Cisco claims that mobile devices, responsible for 33% of all traffic last year, will surge to 57% by 2018, driving the expansion of internet access worldwide.
“The average fixed broadband speed will nearly triple, from 16 Mbps in 2013 to 42 Mbps in 2018,” added the company.
Cisco expects to see the greatest internet access growth in Asia and Africa, which the company predicts will have 2.1 billion and 431 million users by 2018, respectively. This makes sense with their assetion that mobile with drive internet access growth, as smartphones and tablets are generally cheaper than PCs that don’t do that much more online.
Smartphones have finally become cheap enough for these emerging markets.

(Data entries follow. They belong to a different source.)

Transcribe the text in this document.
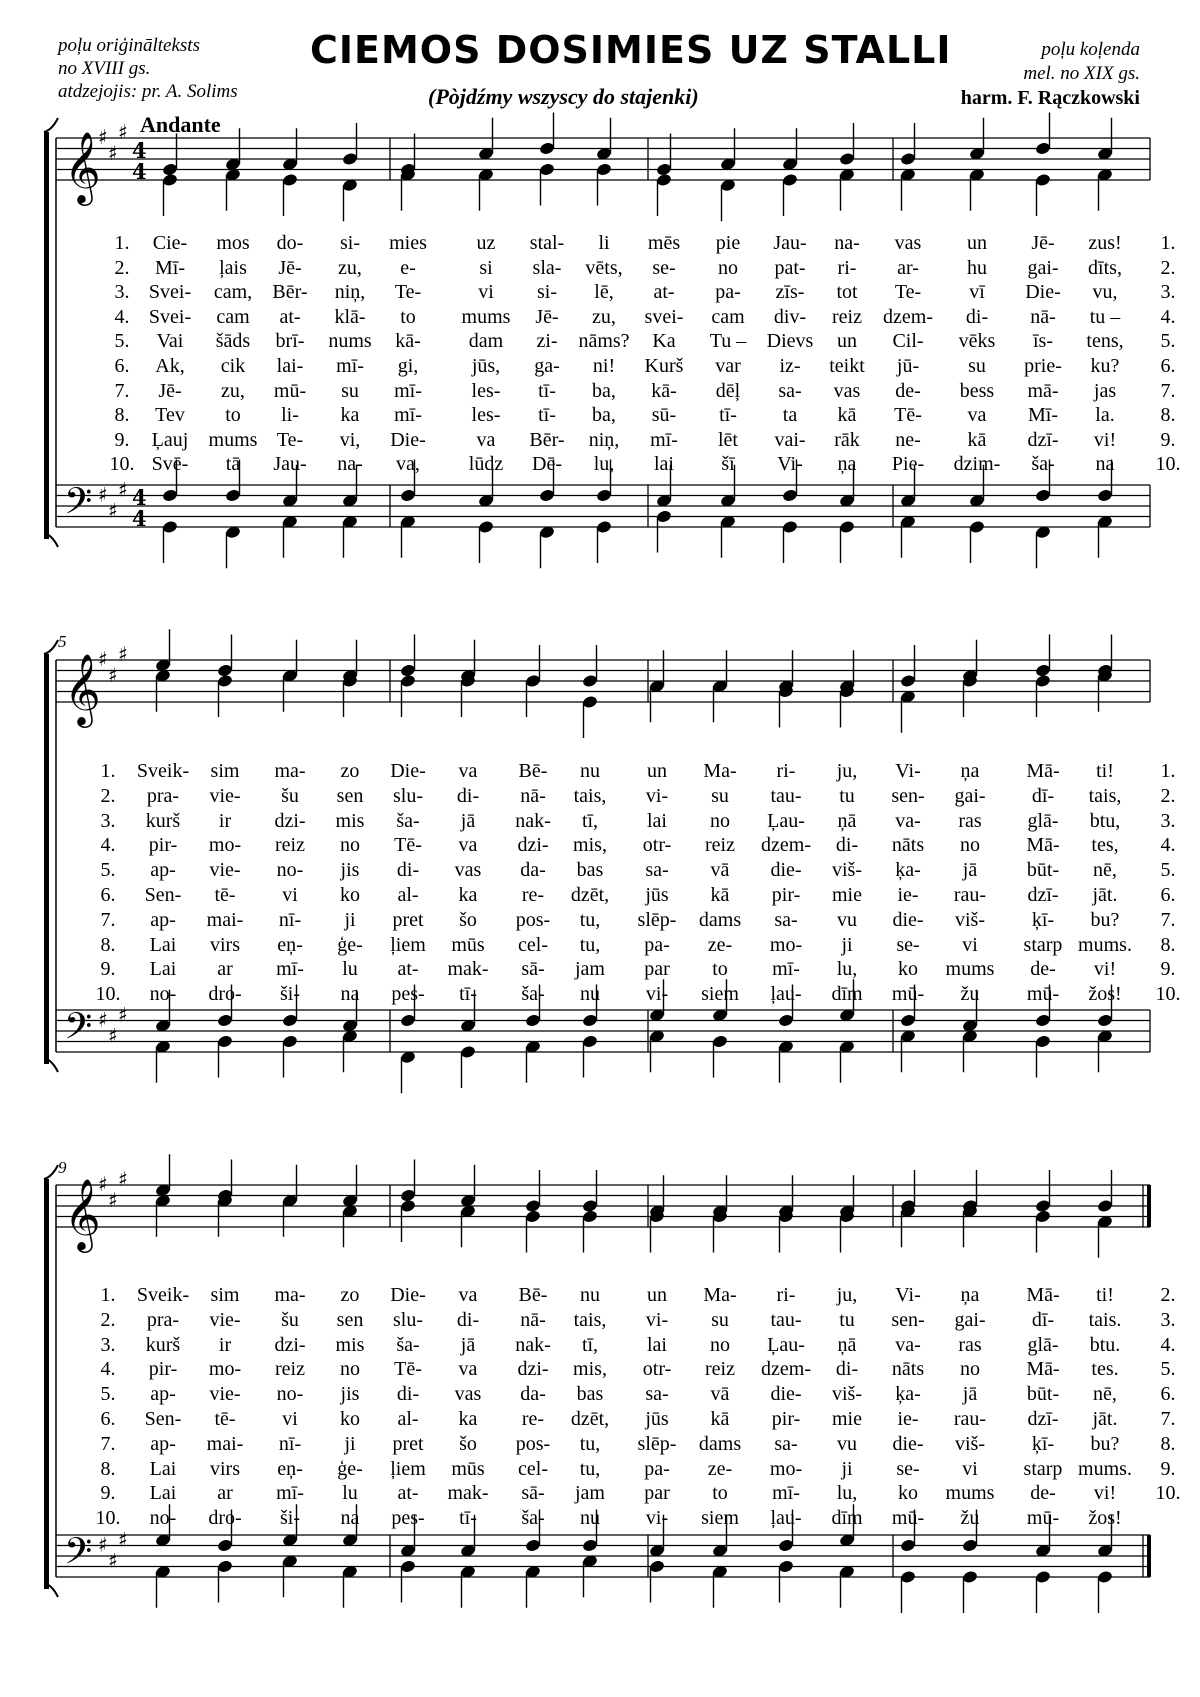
poļu oriģinālteksts
no XVIII gs.
atdzejojis: pr. A. Solims
CIEMOS DOSIMIES UZ STALLI
(Pòjdźmy wszyscy do stajenki)
poļu koļenda
mel. no XIX gs.
harm. F. Rączkowski
Andante
𝄞
𝄢
♯
♯
♯
♯
♯
♯
4
4
4
4
𝄞
𝄢
♯
♯
♯
♯
♯
♯
𝄞
𝄢
♯
♯
♯
♯
♯
♯
1. Cie- mos do- si- mies uz stal- li mēs pie Jau- na- vas un Jē- zus! 1.
2. Mī- ļais Jē- zu, e-	si sla- vēts, se- no pat- ri- ar- hu gai- dīts, 2.
3. Svei- cam, Bēr- niņ, Te-	vi si- lē, at- pa- zīs- tot Te- vī Die- vu, 3.
4. Svei- cam at- klā- to mums Jē- zu, svei- cam div- reiz dzem- di- nā- tu – 4.
5. Vai šāds brī- nums kā- dam zi- nāms? Ka Tu – Dievs un Cil- vēks īs- tens, 5.
6. Ak, cik lai- mī- gi,	jūs, ga- ni! Kurš var iz- teikt jū- su prie- ku? 6.
7. Jē- zu, mū- su mī- les- tī- ba, kā- dēļ sa- vas de- bess mā- jas 7.
8. Tev to li- ka mī- les- tī- ba, sū- tī- ta kā Tē- va Mī- la. 8.
9. Ļauj mums Te- vi, Die-	va Bēr- niņ, mī- lēt vai- rāk ne- kā dzī- vi! 9.
10. Svē- tā Jau- na- va, lūdz Dē- lu, lai šī Vi- ņa Pie- dzim- ša- na 10.
1. Sveik- sim ma- zo Die- va Bē- nu un Ma- ri- ju, Vi- ņa Mā- ti! 1.
2. pra- vie- šu sen slu- di- nā- tais, vi- su tau- tu sen- gai- dī- tais, 2.
3. kurš ir dzi- mis ša- jā nak- tī, lai no Ļau- ņā va- ras glā- btu, 3.
4. pir- mo- reiz no Tē- va dzi- mis, otr- reiz dzem- di- nāts no Mā- tes, 4.
5. ap- vie- no- jis di- vas da- bas sa- vā die- viš- ķa- jā būt- nē, 5.
6. Sen- tē- vi ko al- ka re- dzēt, jūs kā pir- mie ie- rau- dzī- jāt. 6.
7. ap- mai- nī- ji pret šo pos- tu, slēp- dams sa- vu die- viš- ķī- bu? 7.
8. Lai virs eņ- ģe- ļiem mūs cel- tu, pa- ze- mo- ji se- vi starp mums. 8.
9. Lai ar mī- lu at- mak- sā- jam par to mī- lu, ko mums de- vi! 9.
10. no- dro- ši- na pes- tī- ša- nu vi- siem ļau- dīm mū- žu mū- žos! 10.
1. Sveik- sim ma- zo Die- va Bē- nu un Ma- ri- ju, Vi- ņa Mā- ti! 2.
2. pra- vie- šu sen slu- di- nā- tais, vi- su tau- tu sen- gai- dī- tais. 3.
3. kurš ir dzi- mis ša- jā nak- tī, lai no Ļau- ņā va- ras glā- btu. 4.
4. pir- mo- reiz no Tē- va dzi- mis, otr- reiz dzem- di- nāts no Mā- tes. 5.
5. ap- vie- no- jis di- vas da- bas sa- vā die- viš- ķa- jā būt- nē, 6.
6. Sen- tē- vi ko al- ka re- dzēt, jūs kā pir- mie ie- rau- dzī- jāt. 7.
7. ap- mai- nī- ji pret šo pos- tu, slēp- dams sa- vu die- viš- ķī- bu? 8.
8. Lai virs eņ- ģe- ļiem mūs cel- tu, pa- ze- mo- ji se- vi starp mums. 9.
9. Lai ar mī- lu at- mak- sā- jam par to mī- lu, ko mums de- vi! 10.
10. no- dro- ši- na pes- tī- ša- nu vi- siem ļau- dīm mū- žu mū- žos!
5
9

Mozilla recently released a phone for just $US25, undercutting heavyweights like Apple and Samsung. Mark Zuckerberg’s “on-ramp to the Internet” promises to bring more people online who may not fully realise how useful the Internet can be in their daily lives.
Google’s Eric Schmidt is even more bullish than Cisco. Last year he tweeted: “For every person online, there are two who are not. By the end of the decade, everyone on Earth will be connected.”